Ingredients:
Crust:
1 cup rolled oats
¼ cup almond meal
1 cup Medjool dates, pitted
dash of water
1/2 tsp of Himalayan salt
1/2 tsp vanilla extract
Filling:
1 cup cashews, soaked overnight
1 cup plant based yogurt plain (2 yogurt containers)
¼ cup maple syrup
2 Tbsp of date syrup
1 1/2 Tbsp chia seeds
1 tsp vanilla extract
1/2 tsp Himalayan salt
Raspberry Jam to cover the top of cheesecake
Instructions:
Soak Cashews overnight (don't skip this step)

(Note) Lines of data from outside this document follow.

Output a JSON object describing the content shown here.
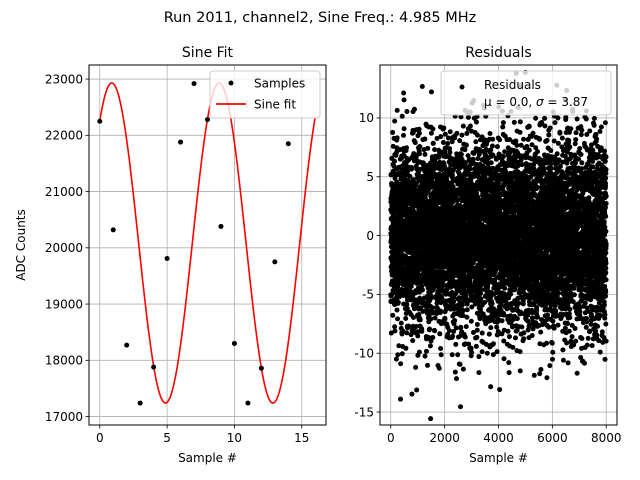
{
  "figure": {
    "suptitle": "Run 2011, channel2, Sine Freq.: 4.985 MHz"
  },
  "chart_data": [
    {
      "type": "line",
      "title": "Sine Fit",
      "xlabel": "Sample #",
      "ylabel": "ADC Counts",
      "xlim": [
        -0.8,
        16.8
      ],
      "ylim": [
        16850,
        23250
      ],
      "xticks": [
        0,
        5,
        10,
        15
      ],
      "yticks": [
        17000,
        18000,
        19000,
        20000,
        21000,
        22000,
        23000
      ],
      "grid": true,
      "legend_placement": "top-right",
      "series": [
        {
          "name": "Samples",
          "style": "markers",
          "color": "#000000",
          "x": [
            0,
            1,
            2,
            3,
            4,
            5,
            6,
            7,
            8,
            9,
            10,
            11,
            12,
            13,
            14
          ],
          "y": [
            22250,
            20320,
            18270,
            17240,
            17880,
            19810,
            21880,
            22920,
            22280,
            20380,
            18300,
            17240,
            17860,
            19750,
            21850
          ]
        },
        {
          "name": "Sine fit",
          "style": "line",
          "color": "#ff0000",
          "model": {
            "x_start": 0,
            "x_end": 16,
            "offset": 20085,
            "amplitude": 2845,
            "period": 7.976,
            "phase": 0.868
          }
        }
      ]
    },
    {
      "type": "scatter",
      "title": "Residuals",
      "xlabel": "Sample #",
      "ylabel": "",
      "xlim": [
        -400,
        8400
      ],
      "ylim": [
        -16.1,
        14.5
      ],
      "xticks": [
        0,
        2000,
        4000,
        6000,
        8000
      ],
      "yticks": [
        -15,
        -10,
        -5,
        0,
        5,
        10
      ],
      "grid": true,
      "legend_placement": "top-right",
      "series": [
        {
          "name": "Residuals",
          "color": "#000000",
          "n_points": 8000,
          "mean": 0.0,
          "std": 3.87,
          "x_range": [
            0,
            8000
          ]
        }
      ],
      "legend_line2_prefix": "μ = 0.0, ",
      "legend_sigma_symbol": "σ",
      "legend_line2_suffix": " = 3.87"
    }
  ]
}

Place all the ingredients for the crust in a blender combined until crumbly
Line a springform pan with parchment paper and evenly spread the crust dough with your fingers, pressing it down and up the sides.
Preheat oven to 350F.
For the filling, combine all the ingredients in a high-speed blender (I used a Vitamix) and blend until you get a smooth consistency.
Pour the filling over the crust and bake for 40-45 minutes at 350F until the top is golden
Once the cheesecake is baked, let it cool down and, lastly, add the raspberry jam on top.
For a different flavor of cheesecake, you could add in your favorite jam flavor to the filling or even make a peanut butter cheesecake! Plus fresh fruit would also be amazing as a topping.